By Pat Wallwork
Small-business advertisers beware: The perfect storm is coming. Buoyed by the recent economic surge, advertising spending is rising, with many media organizations attributing their newfound profits to booming ad sales. The combination of the Athens 2004 Olympic Games, the close Presidential race, and the new 52-week television season means advertisers will soon be competing for a finite amount of available media ad time. How will this affect entrepreneurs' strategies and spending?
To adapt to the new climate, advertisers and media buyers at small businesses need to examine each situation, and become extremely creative and resourceful with their media placement.
Large advertisers purchased a lot of commercial time well before and during the Olympic broadcasts. Meanwhile, promo spots for the networks' new-season programs also will decrease available inventory while hiking prices for the commercial airtime that is left. Sensing the change, several major advertisers have made their moves early, booking advance spots for Fox's and NBC's new 52-week seasons, even before the latest shows have had a chance to build their audiences.
CHANGE IN THE WEATHER.
This trend has left many smaller advertisers waiting and watching to pick up the "scatter market." Like scavengers, they are looking to take advantage of the opportunities left by the big, early buyers. While scatter prices are higher and the spots generally less efficient, a counter-programming strategy -- for example, buying ad time on SoapNet's Days of Our Lives Marathon, which was aimed at viewers with no interest in watching Olympic athletics -- can still reach an audience.
Where else can small advertisers turn to maximize returns on their ad budgets?
The one-word answer: technology, which is allowing ads to be customized for specific and often, quite narrow, target markets. For example, the Weather Channel plans to offer media buyers the option of tailoring their ads to each forecast. This means that an auto dealership, say, could match and mate commercials for rugged trucks with a forecast for rain or snow, and ads for convertibles when the sun is predicted to shine. Cable is creating more and more of these niche opportunities, and since the ratings of some cable programs are beginning to rival those of the networks, the potential for smaller businesses to exploit these advances can only increase.

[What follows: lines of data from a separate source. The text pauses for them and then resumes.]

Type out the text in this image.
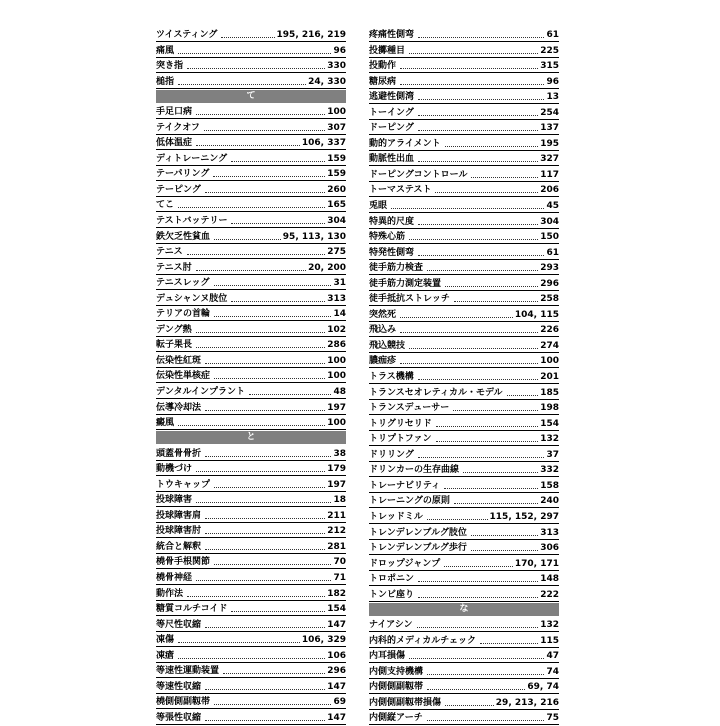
ツイスティング	195, 216, 219
痛風	96
突き指	330
槌指	24, 330
て
手足口病	100
テイクオフ	307
低体温症	106, 337
ディトレーニング	159
テーパリング	159
テーピング	260
てこ	165
テストバッテリー	304
鉄欠乏性貧血	95, 113, 130
テニス	275
テニス肘	20, 200
テニスレッグ	31
デュシャンヌ肢位	313
テリアの首輪	14
デング熱	102
転子果長	286
伝染性紅斑	100
伝染性単核症	100
デンタルインプラント	48
伝導冷却法	197
癜風	100
と
頭蓋骨骨折	38
動機づけ	179
トウキャップ	197
投球障害	18
投球障害肩	211
投球障害肘	212
統合と解釈	281
橈骨手根関節	70
橈骨神経	71
動作法	182
糖質コルチコイド	154
等尺性収縮	147
凍傷	106, 329
凍瘡	106
等速性運動装置	296
等速性収縮	147
橈側側副靱帯	69
等張性収縮	147
疼痛性側弯	61
投擲種目	225
投動作	315
糖尿病	96
逃避性側湾	13
トーイング	254
ドーピング	137
動的アライメント	195
動脈性出血	327
ドーピングコントロール	117
トーマステスト	206
兎眼	45
特異的尺度	304
特殊心筋	150
特発性側弯	61
徒手筋力検査	293
徒手筋力測定装置	296
徒手抵抗ストレッチ	258
突然死	104, 115
飛込み	226
飛込競技	274
膿痂疹	100
トラス機構	201
トランスセオレティカル・モデル	185
トランスデューサー	198
トリグリセリド	154
トリプトファン	132
ドリリング	37
ドリンカーの生存曲線	332
トレーナビリティ	158
トレーニングの原則	240
トレッドミル	115, 152, 297
トレンデレンブルグ肢位	313
トレンデレンブルグ歩行	306
ドロップジャンプ	170, 171
トロポニン	148
トンビ座り	222
な
ナイアシン	132
内科的メディカルチェック	115
内耳損傷	47
内側支持機構	74
内側側副靱帯	69, 74
内側側副靱帯損傷	29, 213, 216
内側縦アーチ	75
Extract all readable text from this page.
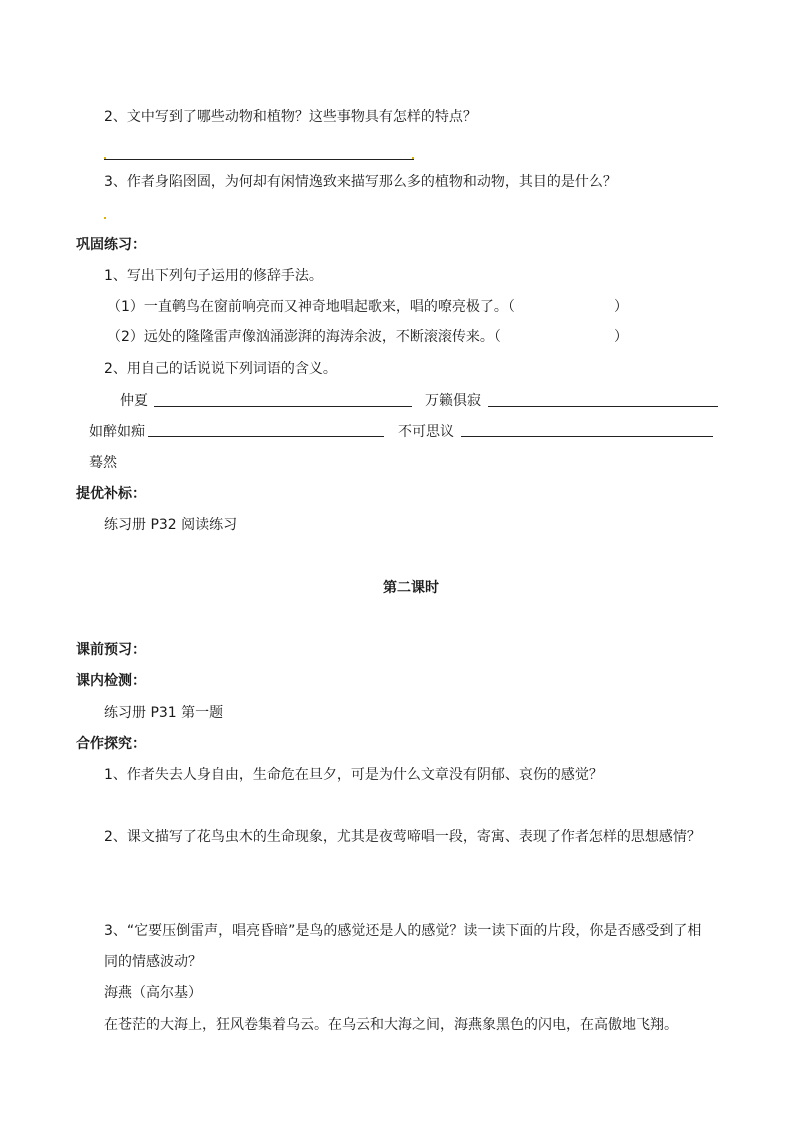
2、文中写到了哪些动物和植物？这些事物具有怎样的特点？
3、作者身陷囹圄，为何却有闲情逸致来描写那么多的植物和动物，其目的是什么？
巩固练习：
1、写出下列句子运用的修辞手法。
（1）一直鹌鸟在窗前响亮而又神奇地唱起歌来，唱的嘹亮极了。（	）
（2）远处的隆隆雷声像汹涌澎湃的海涛余波，不断滚滚传来。（	）
2、用自己的话说说下列词语的含义。
仲夏	万籁俱寂
如醉如痴	不可思议
蓦然
提优补标：
练习册 P32 阅读练习
第二课时
课前预习：
课内检测：
练习册 P31 第一题
合作探究：
1、作者失去人身自由，生命危在旦夕，可是为什么文章没有阴郁、哀伤的感觉？
2、课文描写了花鸟虫木的生命现象，尤其是夜莺啼唱一段，寄寓、表现了作者怎样的思想感情？
3、“它要压倒雷声，唱亮昏暗”是鸟的感觉还是人的感觉？读一读下面的片段，你是否感受到了相
同的情感波动？
海燕（高尔基）
在苍茫的大海上，狂风卷集着乌云。在乌云和大海之间，海燕象黑色的闪电，在高傲地飞翔。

A number of smaller businesses are also pushing the limits of advertising's new frontier, with marketers of wireless products just starting to use databases of user-profiles to deliver personalized ads via cell phones. With 1.3 billion wireless phones in the world, this untapped media channel allows tailored, one-to-one marketing. Some such ads even make reference to the time of day and real-time location of the potential customer.
It requires little imagination to spot the potential. For example, if you own a fashionable clothing store, it would be possible to specifically alert a passing customer by cell phone that the latest consignment of Manolo Blahniks had just arrived in the shoe section. Yet that approach is not without peril. Unless advertisers tread with care, such tactics might easily incite angry protests about invasions of privacy.
Without taking innovative approaches, however, small advertisers face an increasingly uphill battle. Fact is, in the local and national markets, traditional TV commercials simply don't reach as many people as they once did. About 40 years ago, an ad that ran on the three major networks would typically be viewed by 80% of American women. Today, with media fragmentation the prevailing trend, that commercial would need to run on 100 television channels to achieve the same result. Small businesses that don't prepare for the coming sea change are sure to get swamped.
Wallwork is the media director and partner at advertising agency McKee Wallwork Henderson in New Mexico.